But all this may be just the tip of the iceberg in this new era of the drone. These remote-controlled, unmanned vehicles may also help stem the tide of illegal wildlife poaching that decimating not only animals on the land but in the waters of the oceans as well, where they may very well play a huge part in the future of ocean surveillance. One example is the wave- and solar-powered Wave Glider, an autonomous surface vehicle (USV) for the ocean that recently completed a four-month long surveillance mission covering 2,808 nautical miles (3,231 miles) through the South Pacific.
The aim of the voyage was to help the UK Foreign & Commonwealth Office (FCO) protect the Pitcairn Island Marine Sanctuary, touted as the world’s largest, continuous marine reserve, established last year. Besides accomplishing an impressive 213-day journey without the need to refuel, the mission gathered 9,516 instances of meteorological, oceanographic, and marine biodiversity data in remote, inaccessible areas rarely traveled by humans. The data is being used by the U.S. Department of State-sponsored Fishackathon, a program that brings developers together to create new technologies to stop illegal fishing.
The project is about more than just plopping a stealthy drone in far-off waters. The Wave Glider is being developed by Sunnyvale, California company Liquid Robotics, which hopes to leverage the same technologies that are changing our lives on land — sensors, big data, Internet of Things connectivity and cloud computing — in creating an “ocean network” covering the vast, unknown frontier of our oceans.
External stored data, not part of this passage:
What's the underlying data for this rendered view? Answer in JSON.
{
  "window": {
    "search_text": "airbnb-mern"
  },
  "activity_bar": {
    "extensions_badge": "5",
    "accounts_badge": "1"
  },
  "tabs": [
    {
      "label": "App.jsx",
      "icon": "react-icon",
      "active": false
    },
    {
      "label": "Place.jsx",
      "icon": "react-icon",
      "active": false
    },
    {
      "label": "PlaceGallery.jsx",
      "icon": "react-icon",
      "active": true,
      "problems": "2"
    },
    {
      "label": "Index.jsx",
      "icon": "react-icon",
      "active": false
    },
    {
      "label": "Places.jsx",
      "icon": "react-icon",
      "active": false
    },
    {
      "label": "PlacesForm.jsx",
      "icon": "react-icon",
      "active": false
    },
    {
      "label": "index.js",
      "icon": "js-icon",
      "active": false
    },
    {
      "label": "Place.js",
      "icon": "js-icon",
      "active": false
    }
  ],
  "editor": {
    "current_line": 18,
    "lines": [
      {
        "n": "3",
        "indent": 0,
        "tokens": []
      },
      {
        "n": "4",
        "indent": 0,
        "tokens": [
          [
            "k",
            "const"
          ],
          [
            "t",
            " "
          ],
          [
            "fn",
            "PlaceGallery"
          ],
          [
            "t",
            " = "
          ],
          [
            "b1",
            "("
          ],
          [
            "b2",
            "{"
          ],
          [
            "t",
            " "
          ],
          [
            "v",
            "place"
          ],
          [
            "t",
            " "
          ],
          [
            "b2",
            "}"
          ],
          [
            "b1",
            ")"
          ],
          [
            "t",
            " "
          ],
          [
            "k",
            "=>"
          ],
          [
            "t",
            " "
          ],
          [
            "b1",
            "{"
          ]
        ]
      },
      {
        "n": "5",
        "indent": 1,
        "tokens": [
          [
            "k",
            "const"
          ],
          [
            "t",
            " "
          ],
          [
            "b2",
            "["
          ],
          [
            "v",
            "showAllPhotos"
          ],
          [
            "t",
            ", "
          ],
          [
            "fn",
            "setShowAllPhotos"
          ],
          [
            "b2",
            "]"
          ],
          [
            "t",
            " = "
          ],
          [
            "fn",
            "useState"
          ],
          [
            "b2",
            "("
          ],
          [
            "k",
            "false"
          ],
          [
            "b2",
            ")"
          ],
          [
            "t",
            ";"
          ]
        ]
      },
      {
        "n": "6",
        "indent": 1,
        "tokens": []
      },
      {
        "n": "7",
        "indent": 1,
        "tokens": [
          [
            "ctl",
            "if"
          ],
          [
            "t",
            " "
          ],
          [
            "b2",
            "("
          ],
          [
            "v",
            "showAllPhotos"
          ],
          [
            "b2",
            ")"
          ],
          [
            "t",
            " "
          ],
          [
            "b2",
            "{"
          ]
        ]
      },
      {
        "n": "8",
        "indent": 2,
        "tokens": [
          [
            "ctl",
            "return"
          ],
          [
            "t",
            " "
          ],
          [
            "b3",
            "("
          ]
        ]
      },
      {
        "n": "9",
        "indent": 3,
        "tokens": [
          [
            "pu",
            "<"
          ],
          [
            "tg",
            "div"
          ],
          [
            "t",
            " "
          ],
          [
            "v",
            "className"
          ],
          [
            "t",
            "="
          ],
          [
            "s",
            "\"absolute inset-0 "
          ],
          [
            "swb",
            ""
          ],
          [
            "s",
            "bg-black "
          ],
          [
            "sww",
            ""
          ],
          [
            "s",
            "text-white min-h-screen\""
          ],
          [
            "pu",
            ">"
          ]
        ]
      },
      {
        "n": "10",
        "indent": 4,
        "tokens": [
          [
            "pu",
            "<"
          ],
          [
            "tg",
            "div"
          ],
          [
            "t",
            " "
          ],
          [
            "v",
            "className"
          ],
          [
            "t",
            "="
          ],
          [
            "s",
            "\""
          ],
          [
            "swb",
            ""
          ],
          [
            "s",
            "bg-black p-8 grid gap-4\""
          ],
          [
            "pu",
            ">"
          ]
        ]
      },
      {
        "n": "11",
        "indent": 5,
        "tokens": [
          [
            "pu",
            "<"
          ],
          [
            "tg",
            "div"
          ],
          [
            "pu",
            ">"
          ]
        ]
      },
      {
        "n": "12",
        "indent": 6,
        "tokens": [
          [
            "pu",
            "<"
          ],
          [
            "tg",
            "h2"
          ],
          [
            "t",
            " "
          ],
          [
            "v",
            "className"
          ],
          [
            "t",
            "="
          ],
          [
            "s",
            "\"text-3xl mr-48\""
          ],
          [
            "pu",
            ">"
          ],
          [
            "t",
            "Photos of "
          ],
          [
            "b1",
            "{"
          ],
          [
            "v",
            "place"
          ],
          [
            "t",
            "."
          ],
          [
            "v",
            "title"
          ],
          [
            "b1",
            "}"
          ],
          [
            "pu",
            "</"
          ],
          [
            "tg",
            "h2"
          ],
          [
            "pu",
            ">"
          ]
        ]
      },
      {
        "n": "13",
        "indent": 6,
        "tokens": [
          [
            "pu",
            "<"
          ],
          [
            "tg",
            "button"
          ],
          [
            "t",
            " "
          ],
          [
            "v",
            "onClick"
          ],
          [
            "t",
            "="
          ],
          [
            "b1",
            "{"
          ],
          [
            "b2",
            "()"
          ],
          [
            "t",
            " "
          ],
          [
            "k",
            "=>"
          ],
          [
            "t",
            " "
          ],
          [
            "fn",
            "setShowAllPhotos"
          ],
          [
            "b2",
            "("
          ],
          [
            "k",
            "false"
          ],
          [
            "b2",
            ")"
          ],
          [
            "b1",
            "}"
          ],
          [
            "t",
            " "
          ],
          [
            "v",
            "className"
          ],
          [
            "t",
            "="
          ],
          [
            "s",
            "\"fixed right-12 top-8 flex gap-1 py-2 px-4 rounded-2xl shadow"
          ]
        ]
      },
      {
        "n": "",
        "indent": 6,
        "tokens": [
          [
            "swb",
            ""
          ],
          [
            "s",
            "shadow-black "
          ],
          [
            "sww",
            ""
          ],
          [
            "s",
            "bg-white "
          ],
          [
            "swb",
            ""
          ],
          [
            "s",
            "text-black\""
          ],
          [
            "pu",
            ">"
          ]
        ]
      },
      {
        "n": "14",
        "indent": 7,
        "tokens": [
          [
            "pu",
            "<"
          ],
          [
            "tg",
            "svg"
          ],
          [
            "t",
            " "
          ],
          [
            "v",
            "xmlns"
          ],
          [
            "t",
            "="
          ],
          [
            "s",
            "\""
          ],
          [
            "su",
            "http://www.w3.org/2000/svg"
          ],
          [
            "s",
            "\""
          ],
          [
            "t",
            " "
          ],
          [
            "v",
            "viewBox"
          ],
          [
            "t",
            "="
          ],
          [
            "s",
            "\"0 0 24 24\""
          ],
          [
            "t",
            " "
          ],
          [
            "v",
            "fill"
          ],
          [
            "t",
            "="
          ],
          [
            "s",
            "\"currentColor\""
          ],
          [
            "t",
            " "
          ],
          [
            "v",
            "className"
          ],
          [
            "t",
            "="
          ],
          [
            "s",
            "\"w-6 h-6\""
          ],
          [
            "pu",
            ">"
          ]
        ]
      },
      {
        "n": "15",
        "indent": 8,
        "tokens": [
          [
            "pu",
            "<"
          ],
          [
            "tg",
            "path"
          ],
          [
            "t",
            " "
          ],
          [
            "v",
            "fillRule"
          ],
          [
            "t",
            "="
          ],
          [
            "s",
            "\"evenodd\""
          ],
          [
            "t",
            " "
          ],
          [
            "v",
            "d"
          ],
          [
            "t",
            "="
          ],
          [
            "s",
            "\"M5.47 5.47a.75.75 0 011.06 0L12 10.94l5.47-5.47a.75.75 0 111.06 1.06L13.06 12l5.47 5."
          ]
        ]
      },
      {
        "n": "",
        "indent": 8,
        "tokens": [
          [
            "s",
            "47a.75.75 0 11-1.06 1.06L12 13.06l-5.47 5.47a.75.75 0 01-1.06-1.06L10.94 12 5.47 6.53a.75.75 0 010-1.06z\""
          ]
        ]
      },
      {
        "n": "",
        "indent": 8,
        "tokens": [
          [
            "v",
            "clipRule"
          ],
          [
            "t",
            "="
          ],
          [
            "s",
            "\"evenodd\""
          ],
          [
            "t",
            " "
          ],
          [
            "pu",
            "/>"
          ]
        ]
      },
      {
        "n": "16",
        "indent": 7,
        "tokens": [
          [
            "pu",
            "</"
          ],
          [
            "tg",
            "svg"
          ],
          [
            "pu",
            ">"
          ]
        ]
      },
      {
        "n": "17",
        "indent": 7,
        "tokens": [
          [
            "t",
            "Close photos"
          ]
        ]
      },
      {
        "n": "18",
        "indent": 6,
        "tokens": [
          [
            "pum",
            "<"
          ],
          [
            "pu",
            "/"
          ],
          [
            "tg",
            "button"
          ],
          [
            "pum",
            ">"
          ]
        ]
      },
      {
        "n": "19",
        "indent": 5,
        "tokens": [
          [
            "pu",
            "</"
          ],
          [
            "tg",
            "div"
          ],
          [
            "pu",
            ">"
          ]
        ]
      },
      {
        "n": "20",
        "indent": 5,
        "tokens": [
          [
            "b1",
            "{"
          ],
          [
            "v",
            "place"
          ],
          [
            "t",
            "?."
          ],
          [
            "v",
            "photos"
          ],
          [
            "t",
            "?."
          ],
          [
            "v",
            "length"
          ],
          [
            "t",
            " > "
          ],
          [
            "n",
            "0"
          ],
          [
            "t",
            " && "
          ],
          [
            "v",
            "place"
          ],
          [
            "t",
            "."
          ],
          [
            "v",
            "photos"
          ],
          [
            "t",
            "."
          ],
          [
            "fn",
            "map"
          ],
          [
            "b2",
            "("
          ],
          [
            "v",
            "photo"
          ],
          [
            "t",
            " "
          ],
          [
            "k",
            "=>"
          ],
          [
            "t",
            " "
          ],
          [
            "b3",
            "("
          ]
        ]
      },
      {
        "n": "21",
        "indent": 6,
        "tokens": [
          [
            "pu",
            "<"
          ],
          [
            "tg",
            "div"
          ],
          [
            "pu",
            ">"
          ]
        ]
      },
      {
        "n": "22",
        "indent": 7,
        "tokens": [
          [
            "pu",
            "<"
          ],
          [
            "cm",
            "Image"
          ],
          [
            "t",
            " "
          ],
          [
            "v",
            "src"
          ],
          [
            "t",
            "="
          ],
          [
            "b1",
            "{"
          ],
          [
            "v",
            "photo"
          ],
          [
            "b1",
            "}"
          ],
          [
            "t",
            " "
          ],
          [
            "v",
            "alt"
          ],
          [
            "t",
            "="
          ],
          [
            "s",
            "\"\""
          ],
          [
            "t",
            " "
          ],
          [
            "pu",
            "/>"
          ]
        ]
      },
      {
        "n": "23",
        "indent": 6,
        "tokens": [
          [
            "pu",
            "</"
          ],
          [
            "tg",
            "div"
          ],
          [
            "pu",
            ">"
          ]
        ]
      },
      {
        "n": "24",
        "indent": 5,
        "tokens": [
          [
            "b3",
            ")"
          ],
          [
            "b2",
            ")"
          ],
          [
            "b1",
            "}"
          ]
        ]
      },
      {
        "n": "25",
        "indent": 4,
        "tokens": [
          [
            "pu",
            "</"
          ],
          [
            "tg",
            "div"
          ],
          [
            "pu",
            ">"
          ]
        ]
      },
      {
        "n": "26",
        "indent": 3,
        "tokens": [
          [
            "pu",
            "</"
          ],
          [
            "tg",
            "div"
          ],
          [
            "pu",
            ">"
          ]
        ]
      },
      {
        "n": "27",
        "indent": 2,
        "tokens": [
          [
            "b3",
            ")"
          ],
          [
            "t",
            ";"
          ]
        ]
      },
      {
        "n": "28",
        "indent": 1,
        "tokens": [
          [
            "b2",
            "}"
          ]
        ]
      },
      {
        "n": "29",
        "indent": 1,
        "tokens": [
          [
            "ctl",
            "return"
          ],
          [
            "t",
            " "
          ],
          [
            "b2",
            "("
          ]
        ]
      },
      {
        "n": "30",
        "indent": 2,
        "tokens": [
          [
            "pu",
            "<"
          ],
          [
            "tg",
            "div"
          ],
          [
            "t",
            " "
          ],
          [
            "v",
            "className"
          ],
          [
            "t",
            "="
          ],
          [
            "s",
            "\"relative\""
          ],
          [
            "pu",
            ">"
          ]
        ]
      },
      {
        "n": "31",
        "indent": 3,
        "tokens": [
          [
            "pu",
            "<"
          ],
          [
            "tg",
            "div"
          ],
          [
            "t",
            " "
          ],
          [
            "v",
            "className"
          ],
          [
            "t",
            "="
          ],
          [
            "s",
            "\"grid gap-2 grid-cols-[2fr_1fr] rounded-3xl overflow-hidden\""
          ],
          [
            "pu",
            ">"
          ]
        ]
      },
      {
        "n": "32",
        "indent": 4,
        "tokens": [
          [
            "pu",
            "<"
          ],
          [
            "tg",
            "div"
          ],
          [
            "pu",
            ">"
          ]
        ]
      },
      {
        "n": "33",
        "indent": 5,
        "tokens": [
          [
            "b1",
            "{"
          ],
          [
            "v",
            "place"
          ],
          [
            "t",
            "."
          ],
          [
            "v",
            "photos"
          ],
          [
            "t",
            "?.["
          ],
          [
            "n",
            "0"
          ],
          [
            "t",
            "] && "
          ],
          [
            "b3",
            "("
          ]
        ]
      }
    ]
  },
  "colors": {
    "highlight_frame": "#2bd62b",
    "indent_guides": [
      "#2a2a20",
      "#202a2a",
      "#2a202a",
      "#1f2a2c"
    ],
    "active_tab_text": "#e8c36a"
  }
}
It’s all about the data, said Roger Hine, Liquid Robotics’ co-founder and chief technology officer: “The Wave Glider’s ability to travel to and from remote mission areas is a real game changer for our customers. This enables them to collect real-time data from previously inaccessible waters without the expense of manned deployment or recovery missions. This is an incredibly powerful tool for helping our customers capitalize new opportunities at sea.”
A data-collecting ‘router for the ocean’
Inspired by founders Roger Hine and Joseph Rizzi’s initial attempts to create a machine that could record whale songs, the Wave Glider is essentially a data- and energy-harvesting robot, or as the company describes it, a “persistent mobile data-gathering platform” that’s able to collect data around the clock. Since it’s powered by renewable energies harnessed from ocean waves and sunlight, it’s capable of propelling itself without human intervention for up to a year.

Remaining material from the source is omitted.